Misery is a Choice
March 18, 2017
The sad truth is that so many people are in a state of love, and not together with someone, and yet so many people are together and are not in love but trudging on the age of misery. Misery is almost always a choice of the mind that has other very available options, like ‘not to be miserable’! There are legions of miserable like Don Quixotes jousting with windmills and pretending that the trivia they obsess over gives meaning to their victimhood-centered lives.
Misery makes you a victim. Nobody of any race makes you choose to have unprotected sex and get pregnant at 16. Nobody makes you choose to have three kids by three different baby daddies. Nobody makes you flunk out of school. Nobody makes you spend money on partying instead of your rent. Nobody makes you assault a police officer. Nobody makes you rob a house and get a criminal record. It’s not oppression. It’s a sub-culture that says you can make every mistake in the world, but your screwed-up life is still someone else’s fault?!
Misery loves company! The company the misery possessed would really want in their heart of hearts are positive people who make the choice to not be miserable, but why would ‘they’ want to be around someone who ‘cries in their soup’ and brings clouds into the room. ‘’Out, out brief candle’’ is part of a quote from William Shakespeare’s Macbeth … Life’s but a walking shadow, a poor player that struts and frets his hour upon the stage and is heard no more. It is a tale told by an idiot, full of sound and fury, signifying nothing.” Ring a bell?

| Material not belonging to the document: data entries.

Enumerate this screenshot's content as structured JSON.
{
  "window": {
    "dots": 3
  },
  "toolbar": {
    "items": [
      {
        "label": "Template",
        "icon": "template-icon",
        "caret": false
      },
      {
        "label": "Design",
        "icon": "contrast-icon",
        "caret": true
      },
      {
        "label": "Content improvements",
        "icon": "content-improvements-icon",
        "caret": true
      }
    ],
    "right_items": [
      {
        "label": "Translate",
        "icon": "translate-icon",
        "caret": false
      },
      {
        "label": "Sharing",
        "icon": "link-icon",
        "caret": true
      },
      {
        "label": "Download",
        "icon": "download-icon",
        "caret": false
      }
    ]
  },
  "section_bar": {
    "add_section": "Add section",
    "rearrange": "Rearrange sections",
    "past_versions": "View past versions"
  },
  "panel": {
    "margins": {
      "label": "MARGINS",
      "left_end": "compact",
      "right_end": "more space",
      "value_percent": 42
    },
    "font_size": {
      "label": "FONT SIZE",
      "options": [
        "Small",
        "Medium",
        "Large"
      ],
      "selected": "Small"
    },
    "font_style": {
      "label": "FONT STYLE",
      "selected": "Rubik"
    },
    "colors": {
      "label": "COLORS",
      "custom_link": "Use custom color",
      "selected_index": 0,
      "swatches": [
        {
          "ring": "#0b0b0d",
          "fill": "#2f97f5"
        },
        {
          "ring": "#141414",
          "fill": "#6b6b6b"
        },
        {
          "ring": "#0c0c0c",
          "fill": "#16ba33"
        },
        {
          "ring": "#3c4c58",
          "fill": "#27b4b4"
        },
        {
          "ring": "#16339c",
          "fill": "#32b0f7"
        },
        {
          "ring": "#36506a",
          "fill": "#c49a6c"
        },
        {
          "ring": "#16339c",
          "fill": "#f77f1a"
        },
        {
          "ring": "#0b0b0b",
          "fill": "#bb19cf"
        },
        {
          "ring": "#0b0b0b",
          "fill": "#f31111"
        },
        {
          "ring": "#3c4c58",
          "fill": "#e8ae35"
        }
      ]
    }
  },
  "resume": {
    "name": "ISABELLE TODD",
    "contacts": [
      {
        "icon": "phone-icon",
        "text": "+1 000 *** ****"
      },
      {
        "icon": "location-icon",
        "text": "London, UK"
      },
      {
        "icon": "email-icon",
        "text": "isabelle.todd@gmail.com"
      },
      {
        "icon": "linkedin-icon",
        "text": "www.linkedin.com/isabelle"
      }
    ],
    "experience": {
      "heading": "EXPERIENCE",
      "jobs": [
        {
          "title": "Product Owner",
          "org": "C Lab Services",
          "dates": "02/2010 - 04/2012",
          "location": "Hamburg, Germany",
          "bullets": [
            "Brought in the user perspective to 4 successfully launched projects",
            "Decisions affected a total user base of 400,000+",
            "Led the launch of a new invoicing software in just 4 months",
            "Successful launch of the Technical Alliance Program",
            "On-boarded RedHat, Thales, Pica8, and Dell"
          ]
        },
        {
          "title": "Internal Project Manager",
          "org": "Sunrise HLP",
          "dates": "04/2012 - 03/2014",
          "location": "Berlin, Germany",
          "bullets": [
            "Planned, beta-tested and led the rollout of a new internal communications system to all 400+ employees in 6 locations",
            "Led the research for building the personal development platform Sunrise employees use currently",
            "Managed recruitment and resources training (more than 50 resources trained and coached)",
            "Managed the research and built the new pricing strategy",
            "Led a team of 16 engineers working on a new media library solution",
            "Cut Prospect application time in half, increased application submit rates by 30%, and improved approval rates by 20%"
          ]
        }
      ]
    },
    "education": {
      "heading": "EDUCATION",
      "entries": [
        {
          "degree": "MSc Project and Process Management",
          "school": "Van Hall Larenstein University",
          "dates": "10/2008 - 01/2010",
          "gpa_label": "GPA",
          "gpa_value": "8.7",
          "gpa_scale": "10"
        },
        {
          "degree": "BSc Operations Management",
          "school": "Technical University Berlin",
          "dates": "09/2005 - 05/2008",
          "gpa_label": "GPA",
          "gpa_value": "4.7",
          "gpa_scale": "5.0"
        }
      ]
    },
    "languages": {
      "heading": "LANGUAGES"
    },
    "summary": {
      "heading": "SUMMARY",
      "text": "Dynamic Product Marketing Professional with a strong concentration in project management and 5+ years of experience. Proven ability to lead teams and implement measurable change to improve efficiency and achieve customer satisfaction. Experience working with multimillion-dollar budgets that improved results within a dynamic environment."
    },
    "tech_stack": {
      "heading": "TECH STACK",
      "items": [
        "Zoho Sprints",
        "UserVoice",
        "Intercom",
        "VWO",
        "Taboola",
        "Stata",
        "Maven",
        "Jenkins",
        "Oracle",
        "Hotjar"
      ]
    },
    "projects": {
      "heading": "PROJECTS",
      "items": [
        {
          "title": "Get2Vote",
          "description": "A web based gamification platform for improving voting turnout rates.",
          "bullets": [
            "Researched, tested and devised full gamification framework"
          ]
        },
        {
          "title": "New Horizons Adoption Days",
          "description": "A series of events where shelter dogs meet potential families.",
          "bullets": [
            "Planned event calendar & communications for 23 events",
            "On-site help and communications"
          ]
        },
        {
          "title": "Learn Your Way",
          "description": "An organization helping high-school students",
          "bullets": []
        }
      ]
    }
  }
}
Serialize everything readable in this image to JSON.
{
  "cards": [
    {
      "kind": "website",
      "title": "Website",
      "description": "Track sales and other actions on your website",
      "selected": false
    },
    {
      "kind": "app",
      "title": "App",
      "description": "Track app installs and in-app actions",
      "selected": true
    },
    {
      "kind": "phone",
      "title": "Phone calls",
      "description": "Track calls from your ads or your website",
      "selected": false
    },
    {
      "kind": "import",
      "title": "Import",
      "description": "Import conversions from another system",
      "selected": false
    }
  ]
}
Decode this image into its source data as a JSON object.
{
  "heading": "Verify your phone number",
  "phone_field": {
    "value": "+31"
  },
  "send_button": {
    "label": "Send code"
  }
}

Blaming all your troubles on anything or anyone is a disingenuous inversion of the affirmative side of life. If you don’t like how something in the world is, try to changing it, but don’t whine and cry and talk about how terrible life is for you because you were born the wrong race or sex. Hold yourself to a higher standard than that. Look for the opportunities that often get missed because they require some work. Be a better person and stop lying to yourself about oppression in the least racist, most welcoming country in the history of humankind.
Having a PhD in misery is returnable by making a choice. Let go of negative attachment memories that you lug around everyday in your life. More love energy will rise when the negative is let go of. Love is diluted where negativity is occupying the space. If you choose misery, be happy with your choice! If this is not your choice, drop all patterns that create it and start making new patterns! Open the doors of positivity and a new bliss will flow. You have a choice – deal with it, and don’t forget to smile!